The benefits of using an IDE are the ability to set breakpoints and "watching" variables. See 7 Ways to Look at the Values of Variables While Debugging in Visual Studio for more information. For example, you might want to view all of a given response object's properties rather than writing out specific values in the VU's event log.

Before debugging your virtual user scripts, make sure you have specified an IDE for the language you are using in the Eggplant Performance Compilers and IDEs preferences.

To debug a virtual user group, navigate to the test and select the virtual user group from the list. Then, click the Debug VU Group icon in the upper right portion of the Virtual User Groups tab, which opens the relevant IDE specified in the Compilers and IDEs preferences (i.e., Eclipse for Java, Visual Studio for C#).

When you click Debug VU Group, Eggplant Performance creates a new project in the IDE of your choice for that test. You can debug your test script or virtual user script by setting breakpoints in the IDE, then running the script.

When you run or debug a script in the associated IDE, the VU web log or VU event log opens in Eggplant Performance and updates live as the script executes.

Microsoft Visual Studio IDE with Eggplant Performance Studio, debugging a script.

When the script is run in the IDE, most of the virtual user group settings are preserved.

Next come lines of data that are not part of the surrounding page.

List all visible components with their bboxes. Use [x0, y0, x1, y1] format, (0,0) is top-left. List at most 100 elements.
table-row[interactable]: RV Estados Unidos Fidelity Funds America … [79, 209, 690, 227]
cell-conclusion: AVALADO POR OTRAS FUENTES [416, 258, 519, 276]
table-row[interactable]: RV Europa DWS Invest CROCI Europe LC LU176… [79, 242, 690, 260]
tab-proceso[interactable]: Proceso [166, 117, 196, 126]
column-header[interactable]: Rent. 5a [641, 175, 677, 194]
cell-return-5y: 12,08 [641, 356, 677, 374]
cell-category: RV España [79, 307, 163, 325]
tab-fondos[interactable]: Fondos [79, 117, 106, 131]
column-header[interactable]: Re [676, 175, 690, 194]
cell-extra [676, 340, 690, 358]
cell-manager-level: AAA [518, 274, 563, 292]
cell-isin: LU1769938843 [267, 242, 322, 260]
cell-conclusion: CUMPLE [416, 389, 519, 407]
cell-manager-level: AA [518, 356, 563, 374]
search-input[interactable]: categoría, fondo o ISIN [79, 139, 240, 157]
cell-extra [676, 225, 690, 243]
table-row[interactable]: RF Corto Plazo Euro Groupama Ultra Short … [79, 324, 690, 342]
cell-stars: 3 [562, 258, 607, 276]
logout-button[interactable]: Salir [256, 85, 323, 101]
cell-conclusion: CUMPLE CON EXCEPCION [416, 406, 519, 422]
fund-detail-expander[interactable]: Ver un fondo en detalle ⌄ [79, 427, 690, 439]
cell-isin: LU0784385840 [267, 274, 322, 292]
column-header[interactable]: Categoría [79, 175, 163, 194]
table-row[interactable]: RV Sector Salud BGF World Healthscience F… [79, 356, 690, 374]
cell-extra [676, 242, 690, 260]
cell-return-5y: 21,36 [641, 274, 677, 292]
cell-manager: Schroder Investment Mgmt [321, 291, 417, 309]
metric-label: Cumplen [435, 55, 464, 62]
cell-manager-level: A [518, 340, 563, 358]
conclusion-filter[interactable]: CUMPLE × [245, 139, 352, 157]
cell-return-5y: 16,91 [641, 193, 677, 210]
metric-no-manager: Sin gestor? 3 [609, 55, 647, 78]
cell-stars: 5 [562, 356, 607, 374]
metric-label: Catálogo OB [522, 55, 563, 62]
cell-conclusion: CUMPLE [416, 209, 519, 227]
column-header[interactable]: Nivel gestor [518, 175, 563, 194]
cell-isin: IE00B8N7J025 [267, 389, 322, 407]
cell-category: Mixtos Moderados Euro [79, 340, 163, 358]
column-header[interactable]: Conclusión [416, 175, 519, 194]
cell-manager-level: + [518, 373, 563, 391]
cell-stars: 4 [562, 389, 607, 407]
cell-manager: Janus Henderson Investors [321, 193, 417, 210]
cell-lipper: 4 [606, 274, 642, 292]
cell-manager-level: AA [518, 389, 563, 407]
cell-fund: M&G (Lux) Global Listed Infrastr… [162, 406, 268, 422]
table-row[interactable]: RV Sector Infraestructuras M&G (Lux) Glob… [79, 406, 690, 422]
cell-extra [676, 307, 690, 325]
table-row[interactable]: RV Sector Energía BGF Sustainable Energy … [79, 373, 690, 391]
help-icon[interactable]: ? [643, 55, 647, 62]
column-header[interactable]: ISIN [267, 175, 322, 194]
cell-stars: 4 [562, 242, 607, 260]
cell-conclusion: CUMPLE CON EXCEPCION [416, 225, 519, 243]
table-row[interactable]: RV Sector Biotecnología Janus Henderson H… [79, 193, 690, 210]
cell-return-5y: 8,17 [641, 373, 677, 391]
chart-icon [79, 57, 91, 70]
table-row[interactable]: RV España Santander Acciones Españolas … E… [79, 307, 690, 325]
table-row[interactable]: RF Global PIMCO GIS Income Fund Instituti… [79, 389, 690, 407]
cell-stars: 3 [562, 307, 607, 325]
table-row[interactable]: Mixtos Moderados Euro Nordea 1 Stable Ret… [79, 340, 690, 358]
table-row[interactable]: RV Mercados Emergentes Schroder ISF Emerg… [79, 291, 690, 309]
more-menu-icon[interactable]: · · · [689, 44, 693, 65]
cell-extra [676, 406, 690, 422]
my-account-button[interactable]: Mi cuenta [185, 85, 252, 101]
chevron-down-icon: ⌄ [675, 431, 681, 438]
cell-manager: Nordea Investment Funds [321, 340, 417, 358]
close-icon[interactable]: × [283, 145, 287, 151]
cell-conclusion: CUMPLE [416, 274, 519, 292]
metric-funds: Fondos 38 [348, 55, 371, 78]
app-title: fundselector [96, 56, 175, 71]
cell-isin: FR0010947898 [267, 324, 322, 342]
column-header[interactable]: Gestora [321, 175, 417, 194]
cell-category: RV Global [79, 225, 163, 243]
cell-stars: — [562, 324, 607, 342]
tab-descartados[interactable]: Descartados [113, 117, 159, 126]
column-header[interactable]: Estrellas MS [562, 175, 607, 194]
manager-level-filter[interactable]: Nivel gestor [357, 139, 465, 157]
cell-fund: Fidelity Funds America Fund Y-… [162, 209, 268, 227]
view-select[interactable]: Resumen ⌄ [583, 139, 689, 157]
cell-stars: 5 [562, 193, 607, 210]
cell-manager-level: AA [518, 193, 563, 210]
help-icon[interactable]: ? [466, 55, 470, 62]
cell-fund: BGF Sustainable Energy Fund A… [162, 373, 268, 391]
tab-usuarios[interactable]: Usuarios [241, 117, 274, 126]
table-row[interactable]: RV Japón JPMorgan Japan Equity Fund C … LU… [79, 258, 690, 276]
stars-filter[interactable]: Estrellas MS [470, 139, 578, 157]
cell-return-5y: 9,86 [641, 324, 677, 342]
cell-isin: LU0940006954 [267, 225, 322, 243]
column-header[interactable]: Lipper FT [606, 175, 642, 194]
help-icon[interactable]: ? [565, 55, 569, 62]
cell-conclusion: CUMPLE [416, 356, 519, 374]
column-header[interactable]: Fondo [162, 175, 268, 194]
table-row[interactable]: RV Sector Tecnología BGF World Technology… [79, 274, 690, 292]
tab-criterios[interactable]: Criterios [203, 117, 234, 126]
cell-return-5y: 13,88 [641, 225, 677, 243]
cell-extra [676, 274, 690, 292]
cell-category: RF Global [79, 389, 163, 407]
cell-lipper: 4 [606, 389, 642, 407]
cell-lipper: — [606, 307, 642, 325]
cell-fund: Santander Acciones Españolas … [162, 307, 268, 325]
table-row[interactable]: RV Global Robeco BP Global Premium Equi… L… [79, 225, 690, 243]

However, some are overridden:

  • Iterations: The script executes only once.
  • Ramp-up: Only one VU will run.

The debug option works by generating a source code file containing all the runtime options, data options, and so forth, for the VU group in question. Therefore, the debug project in Visual Studio or Eclipse contains these settings as they were at the time the debug project was created (i.e., when the Debug VU Group button was pressed). The project is effectively a snapshot in time of the test. If you change any of the test options, you must regenerate the source code file by clicking Debug VU Group again.